The main results (coverage percentage and locations on main roads) for each model are summarized in Table 2. The current police location choices produce different results compared with the other formulations, because the current practice does not fully cover the eastern region (mostly lightly travelled roads) but on the other hand all six RPVs are located on main roads. We then demonstrated through the application of two basic covering models (SCP and MCLP) that it was possible to legally cover the network with less than the existing resources. Covering the network with the minimum requirement of four RPVs, and locating the remaining RPVs on main roads, results in a total of five RPVs located on main roads. This is the same result as that found in the first formulation that maximized utility defined in terms of presence and conspicuousness, utilizing traffic flow data given legal requirements. The second formulation, in addition to accounting for traffic flow, also considered the likelihood of handling calls-for-service, and the time spent doing so. In analyzing the results of the different formulations, it became apparent that accounting for calls-for-service leads to more widely spread solutions across the network. On the other hand, the models capturing traffic flow locate the RPVs on major roads with higher traffic volume because of the benefits accruing from visibility. The third formulation permitted the police planners to change the coverage requirements, such that certain roads may be served more quickly than others in order to better account for the problems of congestion and their effect on subsequent accidents. The results of the third formulation with respect to locations on main roads depend on the prioritization rule. The fourth formulation maximized presence and conspicuousness dynamically, accounting for multiple shifts and considering the halo effects identified in the literature.

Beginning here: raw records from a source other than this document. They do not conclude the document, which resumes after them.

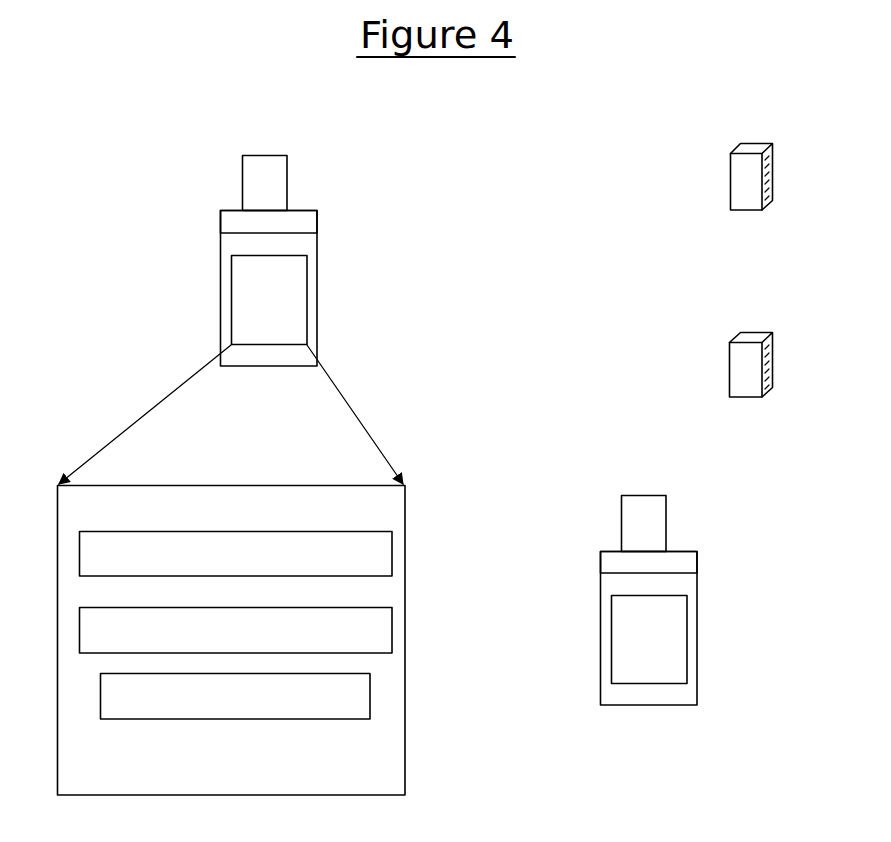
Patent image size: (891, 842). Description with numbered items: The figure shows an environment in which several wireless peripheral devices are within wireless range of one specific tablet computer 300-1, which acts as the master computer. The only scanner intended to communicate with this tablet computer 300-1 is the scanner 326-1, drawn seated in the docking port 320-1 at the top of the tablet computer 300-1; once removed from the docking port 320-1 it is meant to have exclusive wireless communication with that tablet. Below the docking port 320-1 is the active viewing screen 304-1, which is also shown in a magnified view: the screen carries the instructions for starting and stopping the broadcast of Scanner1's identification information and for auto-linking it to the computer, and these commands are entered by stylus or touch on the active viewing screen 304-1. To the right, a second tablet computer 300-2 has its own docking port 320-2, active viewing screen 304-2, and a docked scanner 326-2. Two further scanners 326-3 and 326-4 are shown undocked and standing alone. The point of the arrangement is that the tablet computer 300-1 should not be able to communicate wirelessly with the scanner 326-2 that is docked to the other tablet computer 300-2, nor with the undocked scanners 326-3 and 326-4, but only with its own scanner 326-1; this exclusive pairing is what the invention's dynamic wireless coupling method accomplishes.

The tablet computer 300-1 is at (220, 266).
The docking port 320-1 is at (297, 222).
The scanner 326-1 is at (274, 170).
The active viewing screen 304-1 is at (297, 287).
The tablet computer 300-2 is at (600, 683).
The docking port 320-2 is at (676, 562).
The scanner 326-2 is at (653, 510).
The active viewing screen 304-2 is at (675, 660).
The scanner 326-3 is at (775, 161).
The scanner 326-4 is at (775, 340).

Table 2 Comparison of results

When searching for multiple-shift solutions, in a further attempt to capture the different flows, the traffic flow objective function value drops, but herein lies the trade-off between encouraging good behavior mainly on arterial roads or maximizing the halo effect across the network.

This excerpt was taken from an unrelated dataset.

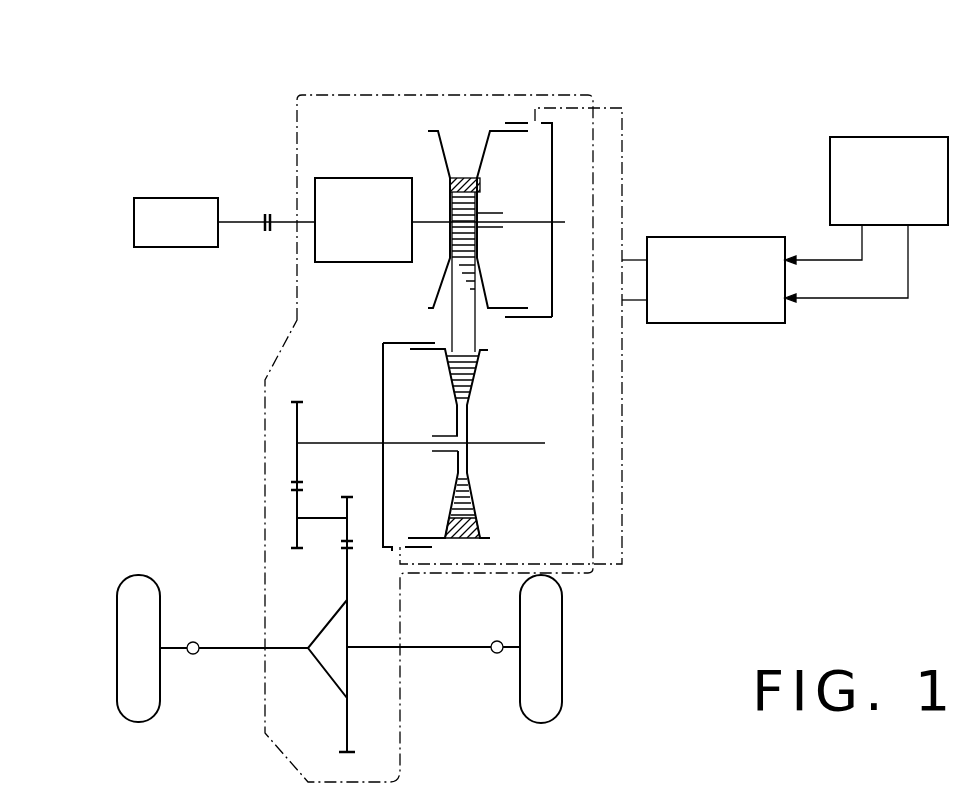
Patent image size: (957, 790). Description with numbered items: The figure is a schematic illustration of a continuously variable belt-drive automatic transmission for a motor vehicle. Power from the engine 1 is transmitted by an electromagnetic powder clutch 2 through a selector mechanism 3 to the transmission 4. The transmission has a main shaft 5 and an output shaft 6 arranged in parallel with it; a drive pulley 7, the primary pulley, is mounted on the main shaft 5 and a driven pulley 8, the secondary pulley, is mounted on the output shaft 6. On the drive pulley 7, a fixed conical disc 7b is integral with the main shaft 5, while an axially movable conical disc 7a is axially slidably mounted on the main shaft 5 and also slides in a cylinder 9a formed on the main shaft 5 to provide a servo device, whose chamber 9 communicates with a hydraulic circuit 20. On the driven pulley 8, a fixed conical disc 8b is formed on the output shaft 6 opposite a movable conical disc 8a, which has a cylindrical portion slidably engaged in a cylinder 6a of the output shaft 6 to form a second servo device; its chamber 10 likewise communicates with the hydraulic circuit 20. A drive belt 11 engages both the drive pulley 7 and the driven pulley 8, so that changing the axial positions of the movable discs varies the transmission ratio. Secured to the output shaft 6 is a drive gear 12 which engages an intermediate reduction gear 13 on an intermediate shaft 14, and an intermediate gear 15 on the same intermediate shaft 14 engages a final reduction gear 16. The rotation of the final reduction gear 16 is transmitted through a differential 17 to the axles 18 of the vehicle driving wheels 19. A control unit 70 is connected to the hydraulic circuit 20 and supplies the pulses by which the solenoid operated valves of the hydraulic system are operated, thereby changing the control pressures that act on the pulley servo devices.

This research has analyzed various approaches to the basic question of how to optimize the traffic police’s resources with the ultimate aim of combatting fatalities and casualties on the roads. The different solutions analyze alternative operational methods, such as flow capture via location on roads with high traffic volume, maximizing presence with regard to calls-for-service distribution, ensuring presence according to varying levels of service coverage and maximizing the halo effect based on dynamic locations. We provide a basis for building the traffic police force according to preferred operational methods. Furthermore, given these modeling approaches, the police will be better able to analyze their influence on drivers’ behavior, car accidents, calls-for-service and traffic problems.

The solutions to the traffic police, interurban network, multi-purpose, emergency service, RPV location-allocation models produce increased public security and safety over current choices. The proposed models maximize presence and consciousness in order to increase deterrence and prevention, which in conjunction with complete coverage, differ from existing models in the literature. However, the constraints of the models could also be adapted according to new policy initiatives. For example, automatic enforcement could be further developed leading to a reduction in the number of RPVs available and their usage.

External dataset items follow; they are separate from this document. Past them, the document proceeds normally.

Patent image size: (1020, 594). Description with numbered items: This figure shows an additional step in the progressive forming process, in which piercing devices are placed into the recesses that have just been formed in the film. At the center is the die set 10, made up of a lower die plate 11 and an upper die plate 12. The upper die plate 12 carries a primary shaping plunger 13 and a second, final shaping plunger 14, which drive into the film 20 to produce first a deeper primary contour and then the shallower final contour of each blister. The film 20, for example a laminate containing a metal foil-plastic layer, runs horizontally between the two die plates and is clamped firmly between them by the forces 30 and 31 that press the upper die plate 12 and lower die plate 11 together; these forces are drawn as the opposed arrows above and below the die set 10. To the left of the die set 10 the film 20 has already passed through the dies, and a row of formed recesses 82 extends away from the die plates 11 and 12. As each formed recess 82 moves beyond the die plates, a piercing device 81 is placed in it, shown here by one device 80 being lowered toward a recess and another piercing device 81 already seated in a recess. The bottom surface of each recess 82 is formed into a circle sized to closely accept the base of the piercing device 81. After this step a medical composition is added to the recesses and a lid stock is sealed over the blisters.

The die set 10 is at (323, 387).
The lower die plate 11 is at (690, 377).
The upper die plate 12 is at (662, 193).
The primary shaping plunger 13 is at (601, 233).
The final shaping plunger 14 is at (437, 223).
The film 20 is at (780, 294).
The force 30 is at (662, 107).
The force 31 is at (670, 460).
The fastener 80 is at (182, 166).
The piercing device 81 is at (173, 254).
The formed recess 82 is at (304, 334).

Further research could be directed in several directions. First, the results of implementation of our models could be analyzed, helping the decision-makers to increase road safety with the limited budget at their disposal. Second, we intend to analyze a multi-objective location-allocation problem. Analyzing the traffic volume, road accident, calls for service and traffic offence data together with the decision-makers’ priorities, we find multiple, conflicting objectives which cannot be summarized by a single parameter. Finally, we intend to develop an enforcement model for traffic ticket issuance. The objective function would maximize road safety subject to the RPV location-allocation constraints and the limitation on the number and distribution of the traffic tickets to be issued.